Kanokov Buys Hotel In Moscow ‘For Prestige’

By Anton Filatov / Vedomosti

Kanokov has been president of Kabardino-Balkaria since September 2005.
Denis Grishkin / Vedomosti

Kanokov has been president of Kabardino-Balkaria since September 2005.

Companies owned by Kabardino-Balkaria President Arsen Kanokov are continuing to invest in real estate, including the precrisis purchase of the Milan hotel and office complex on Kashirskoye Shosse, two consultants who worked with Milan said.

The consultants told Vedomosti that the deal was concluded last year and the property was purchased “for prestige.” A source close to Milan’s management confirmed the information.

The seller was Otel Development, owned by former Intourist president Abbas Aliyev. He was not immediately available for comment, and a spokesperson for Otel Development declined comment.

Dzhamilya Khagarova, head of the president’s press service, was not immediately able to comment on the matter.

According to the Moscow City Hall order allotting the land for the center’s construction, Milan was on the balance sheet of RVT Tri, which was owned in 2008 by a company called Fornaks Esteit, according to the SPARK database. That company’s general director is Svetlana Baksanova.

Kanokov signed an order in 2005 making her an adviser to the president of Kabardino-Balkaria. Khagarova, the government spokeswoman, said Baksanova no longer holds the position.

The 30,000-square-meter Milan center is located at the intersection of Kashirskoye Shosse and Shipilovskaya Ulitsa and includes a four-star hotel and offices.
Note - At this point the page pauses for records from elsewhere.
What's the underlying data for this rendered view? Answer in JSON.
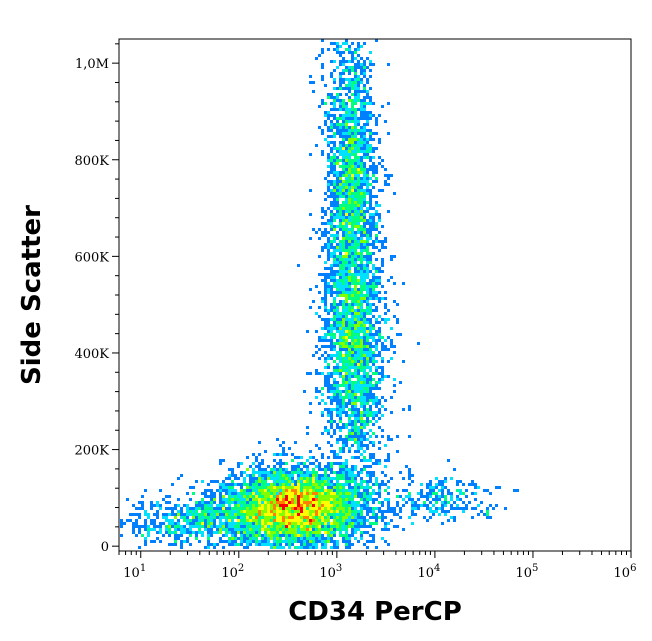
{
  "chart_data": {
    "type": "scatter",
    "subtype": "flow-cytometry-density-dot-plot",
    "title": "",
    "xlabel": "CD34 PerCP",
    "ylabel": "Side Scatter",
    "x_scale": "log",
    "xlim": [
      6,
      1000000
    ],
    "ylim": [
      -10000,
      1050000
    ],
    "x_ticks": [
      {
        "value": 10,
        "base": "10",
        "exp": "1"
      },
      {
        "value": 100,
        "base": "10",
        "exp": "2"
      },
      {
        "value": 1000,
        "base": "10",
        "exp": "3"
      },
      {
        "value": 10000,
        "base": "10",
        "exp": "4"
      },
      {
        "value": 100000,
        "base": "10",
        "exp": "5"
      },
      {
        "value": 1000000,
        "base": "10",
        "exp": "6"
      }
    ],
    "y_ticks": [
      {
        "value": 0,
        "label": "0"
      },
      {
        "value": 200000,
        "label": "200K"
      },
      {
        "value": 400000,
        "label": "400K"
      },
      {
        "value": 600000,
        "label": "600K"
      },
      {
        "value": 800000,
        "label": "800K"
      },
      {
        "value": 1000000,
        "label": "1,0M"
      }
    ],
    "grid": false,
    "legend": "none",
    "color_scale": [
      "#0000ff",
      "#0080ff",
      "#00e0ff",
      "#00ff80",
      "#80ff00",
      "#ffff00",
      "#ff8000",
      "#ff0000"
    ],
    "populations": [
      {
        "x_center": 380,
        "y_center": 80000,
        "x_spread_decades": 0.28,
        "y_spread": 40000,
        "peak_density": 1.0
      },
      {
        "x_center": 1400,
        "y_center": 720000,
        "x_spread_decades": 0.1,
        "y_spread": 180000,
        "peak_density": 0.55
      },
      {
        "x_center": 1500,
        "y_center": 380000,
        "x_spread_decades": 0.13,
        "y_spread": 120000,
        "peak_density": 0.3
      },
      {
        "x_center": 40,
        "y_center": 50000,
        "x_spread_decades": 0.3,
        "y_spread": 25000,
        "peak_density": 0.15
      },
      {
        "x_center": 12000,
        "y_center": 100000,
        "x_spread_decades": 0.2,
        "y_spread": 25000,
        "peak_density": 0.05
      }
    ]
  }
}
The property could have been worth $150 million to $180 million before the crisis, said Stanislav Ivashkevich, deputy director of the hotels department at CB Richard Ellis. “The new owner doesn’t have any experience managing hotels, and as a result, the effectiveness of its management now is fairly low,” he said.

The owner is trying to offer five-star services at the hotel, which is simply impossible given its location in southern Moscow, Ivashkevich said.

Kanokov’s main assets are grouped in the holding company Sindika, which he said in an interview to Vedomosti in 2007 that he fully owns. He said he handed all of his assets to outside management when he began working for the government. In 2007, he estimated that the company’s annual sales were 30 billion rubles.

Sindika’s assets include the eponymous construction markets in Moscow and the Moscow region, 30 percent of the bank Tsentrokredit, the shopping centers Troitsky in Strogino, Bratislavsky and Tushinsky. Last year, it sold the Moskvichka shopping center on Novy Arbat to Yakov Yakubov.

In his income declaration for last year, Kanokov said he earned 4.8 million rubles ($165,000), owns a 0.6-hectare plot of land, a 725-square-meter home, a garage and a Mercedes-Benz. His wife, Fatima Kanokova, earned 13.3 million rubles, and she owns four plots covering a combined 0.9 hectares, three apartments and four cars.